Küçülme – Arkadaşlıkların doğasını daha iyi anladım ve çemberimi küçülttüm. Arkadaşlık, pek çok şekilde karşımıza çıkıyor. Gençlik arkadaşlıkları genellikle biz büyüdükçe, özellikle de farklı yerlere taşındığımızda değişiyor. Bazı arkadaşlıklar yoğun, hayat değiştiren anlar sırasında daha derin bağ oluşturuyor ve ömür boyu sürebiliyor. Diğerleri ise daha durumsal; örneğin iş arkadaşlıkları veya eğlenmek için kurulan arkadaşlıklar gibi oluyor. Bu farklı türdeki arkadaşlıkların bilincinde olarak iletişimimi sürdürdüm, beklentilerimi ve duygu durumumu buna göre kontrol ettim. ‘Neden?’ psikolojisinden kurtularak her şeyi oluruna bıraktım, empati kurmaya çalıştım ve kimseyi iç dünyamda düşmanlaştırmadım. Zamana bıraktığımda fark ettim ki, kimi arkadaşlıklarım daha da güçlenmiş, kimi aynı kalmış, kimi ise sıradanlaşmış ve durumsal arkadaşlığa dönüşmüş. Yaş aldıkça, var olan sosyal çemberin daralmasının normal olduğunu, çoğu ilişkinin geçici olduğunu ve insanların hayatımıza bize bir şeyler öğretmek veya yardımcı olmak için girdiklerini anladım. Yolların ayrılmasının sorun olmadığını, bunun da hayatın doğal bir parçası olduğunu kabul ettim.

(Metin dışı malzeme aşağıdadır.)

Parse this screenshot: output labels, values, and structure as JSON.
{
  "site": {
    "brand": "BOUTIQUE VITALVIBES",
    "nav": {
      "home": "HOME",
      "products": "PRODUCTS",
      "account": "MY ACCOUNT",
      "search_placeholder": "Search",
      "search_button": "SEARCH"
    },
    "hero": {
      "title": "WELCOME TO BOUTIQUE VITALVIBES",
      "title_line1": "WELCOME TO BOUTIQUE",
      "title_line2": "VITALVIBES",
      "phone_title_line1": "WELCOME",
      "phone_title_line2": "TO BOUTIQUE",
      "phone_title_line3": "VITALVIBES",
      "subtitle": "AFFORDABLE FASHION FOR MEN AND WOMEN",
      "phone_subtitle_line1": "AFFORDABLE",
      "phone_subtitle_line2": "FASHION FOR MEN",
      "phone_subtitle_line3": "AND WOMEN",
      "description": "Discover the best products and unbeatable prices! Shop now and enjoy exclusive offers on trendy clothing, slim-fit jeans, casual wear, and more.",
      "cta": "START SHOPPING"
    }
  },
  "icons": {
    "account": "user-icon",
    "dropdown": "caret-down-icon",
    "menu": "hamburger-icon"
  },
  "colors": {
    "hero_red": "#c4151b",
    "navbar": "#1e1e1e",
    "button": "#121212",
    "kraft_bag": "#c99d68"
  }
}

Minnettarlık – Sağlığım ve bana değerli hissettiren insanlar… Bu iki konuda hep muazzam bir minnettarlık hissettim. Sağlıklı bir yıl daha geçirdiğim için minnettarım. Ayaklarım üzerinde durmamı sağlayan bacaklarıma beni terk etmedikleri için minnettarım ve daha iyi olmaları için çalışmayı hiç bırakmayacağım. Birbirine hep destek olan çekirdek bir aileye ve hayatıma anlam katan arkadaşlara sahip olduğum için sonsuza kadar minnettarım. Travmam konusunda hep hassas davranan, yaşadıklarım konusunda empati yaptığını bana hep hissettiren dostlarıma hep minnettarım. Emeklerime karşılık veren, motivasyon ve heyecana sahip her bir öğrencime minnettarım. Çalışma hayatımda bana destek ve ilham veren çalışma arkadaşlarım ve yöneticilerime minnettarım. Bu sene de yıl içinde Türkiye’ye hiç gelmeyen üst kat komşum Alamancı aileye minnettarım😊 Bunlar gibi daha onlarca minnettar olduğum şeyi sayabilirim.